Investigators Reveal New Details in Teen’s Fatal Fall in Yosemite
The culture of capturing “epic” photos at outdoors destinations is becoming a deadly problem, with new evidence of that problem revealed in the death of a teen in Yosemite National Park.
On September 4, 2018, 18-year-old Tomer Frankfurter was visiting California from Israeli and hiking with a group he met on the popular 5.4-mile hike to Nevada Fall. But when he decided to duplicate a popular photo similar to one at Brazil’s Telegraph Rock, he fell nearly 600 feet to his death while.
According to The Mercury News, Frankfurter asked his new hiking friends to take a photo of him dangling from a cliff, but struggled to hoist himself back up and eventually called for help.

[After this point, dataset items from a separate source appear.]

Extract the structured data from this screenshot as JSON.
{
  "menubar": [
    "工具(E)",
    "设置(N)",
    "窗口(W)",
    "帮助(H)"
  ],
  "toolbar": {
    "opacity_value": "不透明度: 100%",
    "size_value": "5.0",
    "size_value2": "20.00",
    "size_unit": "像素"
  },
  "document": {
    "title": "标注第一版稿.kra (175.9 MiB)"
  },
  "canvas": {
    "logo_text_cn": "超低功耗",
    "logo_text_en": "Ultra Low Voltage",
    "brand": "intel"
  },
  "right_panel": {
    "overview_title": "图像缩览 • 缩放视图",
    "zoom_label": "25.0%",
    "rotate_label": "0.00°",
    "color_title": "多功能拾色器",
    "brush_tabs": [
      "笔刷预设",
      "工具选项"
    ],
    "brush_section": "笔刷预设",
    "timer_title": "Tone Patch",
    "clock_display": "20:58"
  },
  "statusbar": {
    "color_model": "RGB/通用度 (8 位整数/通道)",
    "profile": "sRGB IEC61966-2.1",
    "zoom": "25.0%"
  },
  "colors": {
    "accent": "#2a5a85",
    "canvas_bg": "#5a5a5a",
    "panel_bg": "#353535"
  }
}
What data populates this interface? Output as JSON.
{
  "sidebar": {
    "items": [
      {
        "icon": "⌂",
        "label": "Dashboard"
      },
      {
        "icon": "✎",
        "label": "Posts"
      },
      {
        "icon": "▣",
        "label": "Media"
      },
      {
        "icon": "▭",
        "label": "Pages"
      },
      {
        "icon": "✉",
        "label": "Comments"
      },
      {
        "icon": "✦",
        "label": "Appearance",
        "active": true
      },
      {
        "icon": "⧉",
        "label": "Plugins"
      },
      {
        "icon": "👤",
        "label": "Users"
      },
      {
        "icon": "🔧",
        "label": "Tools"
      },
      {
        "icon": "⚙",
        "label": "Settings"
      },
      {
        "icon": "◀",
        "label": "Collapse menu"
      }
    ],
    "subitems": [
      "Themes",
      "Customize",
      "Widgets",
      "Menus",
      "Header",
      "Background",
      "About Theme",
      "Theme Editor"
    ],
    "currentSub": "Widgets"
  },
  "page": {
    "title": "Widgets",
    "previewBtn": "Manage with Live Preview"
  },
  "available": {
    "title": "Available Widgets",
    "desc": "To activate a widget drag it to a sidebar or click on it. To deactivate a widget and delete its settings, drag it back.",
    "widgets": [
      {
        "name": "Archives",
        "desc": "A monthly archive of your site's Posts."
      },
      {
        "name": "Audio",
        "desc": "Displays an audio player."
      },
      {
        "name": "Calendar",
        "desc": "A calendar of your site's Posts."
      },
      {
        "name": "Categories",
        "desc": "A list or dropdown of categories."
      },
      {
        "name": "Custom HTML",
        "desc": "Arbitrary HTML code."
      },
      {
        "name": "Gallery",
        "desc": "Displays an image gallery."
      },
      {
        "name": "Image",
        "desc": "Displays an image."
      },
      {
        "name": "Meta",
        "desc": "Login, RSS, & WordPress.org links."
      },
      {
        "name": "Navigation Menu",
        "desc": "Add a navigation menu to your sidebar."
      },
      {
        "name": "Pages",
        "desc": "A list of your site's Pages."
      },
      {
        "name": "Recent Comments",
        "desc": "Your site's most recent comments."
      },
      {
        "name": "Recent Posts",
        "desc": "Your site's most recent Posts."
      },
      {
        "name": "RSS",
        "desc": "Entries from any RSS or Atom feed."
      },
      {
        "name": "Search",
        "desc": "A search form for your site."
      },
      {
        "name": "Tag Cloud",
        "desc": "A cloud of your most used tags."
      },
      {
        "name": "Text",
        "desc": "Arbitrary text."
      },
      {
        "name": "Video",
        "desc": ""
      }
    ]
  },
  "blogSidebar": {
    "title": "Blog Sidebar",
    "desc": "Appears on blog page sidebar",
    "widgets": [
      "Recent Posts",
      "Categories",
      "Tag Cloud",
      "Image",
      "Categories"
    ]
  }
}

“I thought he was joking,” one witness told investigators. “I turned around because I couldn’t watch, but he was hanging off the rock. Then he started to struggle.”

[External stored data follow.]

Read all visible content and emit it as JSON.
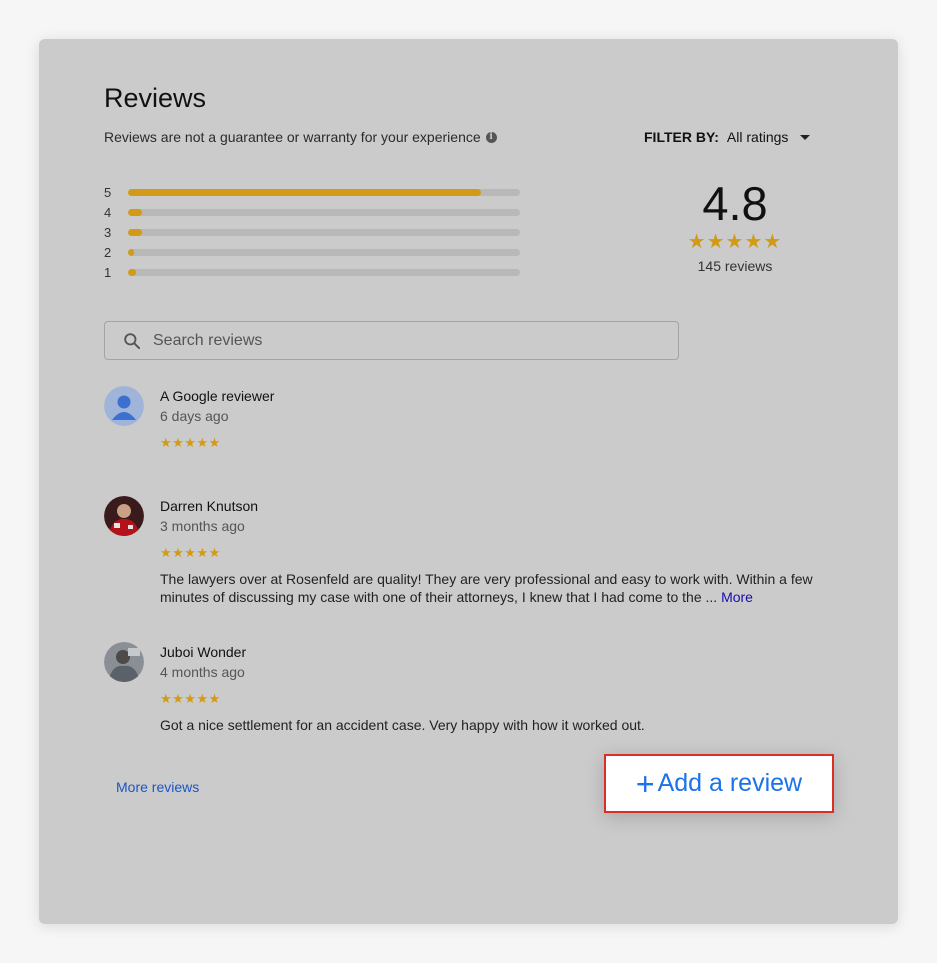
{
  "header": {
    "title": "Reviews",
    "disclaimer": "Reviews are not a guarantee or warranty for your experience",
    "info_icon": "info-icon"
  },
  "filter": {
    "label": "FILTER BY:",
    "value": "All ratings"
  },
  "histogram": [
    {
      "stars": "5",
      "fraction": 0.9
    },
    {
      "stars": "4",
      "fraction": 0.035
    },
    {
      "stars": "3",
      "fraction": 0.035
    },
    {
      "stars": "2",
      "fraction": 0.015
    },
    {
      "stars": "1",
      "fraction": 0.02
    }
  ],
  "summary": {
    "rating": "4.8",
    "stars": "★★★★★",
    "count": "145 reviews"
  },
  "search": {
    "placeholder": "Search reviews"
  },
  "reviews": [
    {
      "name": "A Google reviewer",
      "time": "6 days ago",
      "stars": "★★★★★",
      "text": ""
    },
    {
      "name": "Darren Knutson",
      "time": "3 months ago",
      "stars": "★★★★★",
      "text": "The lawyers over at Rosenfeld are quality! They are very professional and easy to work with. Within a few minutes of discussing my case with one of their attorneys, I knew that I had come to the ...",
      "more": "More"
    },
    {
      "name": "Juboi Wonder",
      "time": "4 months ago",
      "stars": "★★★★★",
      "text": "Got a nice settlement for an accident case. Very happy with how it worked out."
    }
  ],
  "footer": {
    "more_reviews": "More reviews",
    "add_review_plus": "+",
    "add_review": "Add a review"
  },
  "colors": {
    "star": "#d19a17",
    "link": "#1a56c4",
    "add_review": "#1a73e8",
    "highlight_border": "#d93025"
  }
}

Frankfurter had wanted to imitate a photo from Telegraph Rock, which is actually an illusion. As visitors dangle from the popular Brazilian cliff, they risk falling only 3 feet:
The teen’s death is just another example of how “Instagram culture” is motivating young people to take unnecessary risks to capture that perfect photo. In October 2018, a Bay Area couple who were travel bloggers and Instagram influencers fell to their deaths on Taft Point in Yosemite. A Berkeley law student fell off Southern Oregon’s Toketee Falls in August 2018. And in July 2018, a 30-year-old man was killed jumping off Burney Falls.
Frankfurter was on a two-month trip to the United States and was set to enter 2-3 years of military service in Israel upon his return.